The weekly report by the CFTC shows large speculators are becoming increasingly bearish on the market
According to the weekly report by the Commodity Trading Futures Commission (CFTC), large speculators have been getting more and more bearish on the market. Large speculators consist of funds or banks that trade huge volumes of futures contracts. The chart below shows their net position (long contracts minus short contracts) on the E-mini S&P 500 Index (SPX) futures is short 250K contracts, the largest net short position in about two years. Tracking large funds and banks sounds like a smart money indicator but I’m never convinced until I see some numbers. I want to see if their past big, short positions have tended to lead to stock underperformance.
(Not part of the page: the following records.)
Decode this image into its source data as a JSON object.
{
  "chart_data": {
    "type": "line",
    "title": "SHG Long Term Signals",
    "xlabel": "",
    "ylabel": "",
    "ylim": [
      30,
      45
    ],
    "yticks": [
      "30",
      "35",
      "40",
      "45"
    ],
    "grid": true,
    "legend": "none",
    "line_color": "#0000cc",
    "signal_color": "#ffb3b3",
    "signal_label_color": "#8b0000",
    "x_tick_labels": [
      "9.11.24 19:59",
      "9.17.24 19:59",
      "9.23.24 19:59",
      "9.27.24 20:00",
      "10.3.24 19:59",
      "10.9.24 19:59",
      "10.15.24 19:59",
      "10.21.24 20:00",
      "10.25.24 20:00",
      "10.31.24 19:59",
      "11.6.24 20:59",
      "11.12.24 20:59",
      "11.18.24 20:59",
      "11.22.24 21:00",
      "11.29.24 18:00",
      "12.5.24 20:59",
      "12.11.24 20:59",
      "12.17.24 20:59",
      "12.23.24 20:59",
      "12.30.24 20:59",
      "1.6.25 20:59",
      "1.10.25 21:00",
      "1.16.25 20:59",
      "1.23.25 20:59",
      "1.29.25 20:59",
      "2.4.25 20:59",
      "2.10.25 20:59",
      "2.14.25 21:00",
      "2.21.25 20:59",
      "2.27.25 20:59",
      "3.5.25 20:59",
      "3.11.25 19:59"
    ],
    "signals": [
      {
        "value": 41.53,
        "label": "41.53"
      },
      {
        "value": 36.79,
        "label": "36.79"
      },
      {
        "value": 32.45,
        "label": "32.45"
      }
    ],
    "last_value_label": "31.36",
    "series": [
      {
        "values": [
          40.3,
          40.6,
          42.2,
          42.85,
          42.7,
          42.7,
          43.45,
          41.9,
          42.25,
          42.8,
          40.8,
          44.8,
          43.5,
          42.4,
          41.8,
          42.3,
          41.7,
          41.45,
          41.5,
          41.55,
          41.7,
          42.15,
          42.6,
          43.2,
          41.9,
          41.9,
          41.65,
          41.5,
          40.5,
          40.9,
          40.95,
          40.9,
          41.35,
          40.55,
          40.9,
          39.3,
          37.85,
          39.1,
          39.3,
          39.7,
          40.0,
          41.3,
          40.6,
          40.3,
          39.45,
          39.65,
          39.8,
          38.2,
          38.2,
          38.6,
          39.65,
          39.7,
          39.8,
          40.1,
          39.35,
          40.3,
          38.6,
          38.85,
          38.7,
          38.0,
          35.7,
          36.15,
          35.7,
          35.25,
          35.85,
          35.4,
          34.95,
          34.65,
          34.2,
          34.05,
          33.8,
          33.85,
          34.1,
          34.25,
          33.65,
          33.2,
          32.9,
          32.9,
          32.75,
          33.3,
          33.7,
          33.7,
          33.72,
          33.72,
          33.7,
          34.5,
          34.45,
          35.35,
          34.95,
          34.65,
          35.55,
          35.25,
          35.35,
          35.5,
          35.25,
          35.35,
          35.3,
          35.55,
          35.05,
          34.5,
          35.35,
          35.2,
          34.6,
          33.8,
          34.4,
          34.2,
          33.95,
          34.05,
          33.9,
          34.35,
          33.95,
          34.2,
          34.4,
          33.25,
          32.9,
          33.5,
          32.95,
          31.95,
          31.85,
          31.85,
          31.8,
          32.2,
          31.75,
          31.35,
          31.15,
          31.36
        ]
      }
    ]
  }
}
Large Speculators Hit 250K Net Short
I looked at historical data from the CFTC reports and found times that the net short position hit 250K contracts on the E-mini futures. It had to be the first time hitting that level in the preceding three months. Doing this gives us seven prior results. I show the individual dates and returns after these instances in the first table. Below that table, I summarize the returns and finally, I have summarized return data for all dates since 2006. If these large institutions are, in fact, smart money, the returns after these instances should lean bearish. In the short term, this has been true. One month after these occurrences, the S&P 500 was negative more times than positive. The median return was -0.87%. The index averaged a gain of 0.37% but it underperformed the typical one-month return of 0.67%.

I was also curious to see stock market drawdowns after these big institutions got very short. The table below shows the dates of each signal but instead of showing the stock return over each time frame, it shows the maximum drawdown over the time frame. The signal really nailed the financial crisis with the net short position hitting 250K in July of 2008. The S&P 500 fell over 40% within the next six months. Since that signal, large speculators have been correct in their bearish bets in the short term but there haven’t been any huge losses in the longer term.
The underperformance, however, has only been short term. The returns at three, six and 12 months after these seven signals slightly outperform typical returns. With the S&P 500 down about 7% since the recent signal, which was two weeks ago, the short-term underperformance might have already been realized.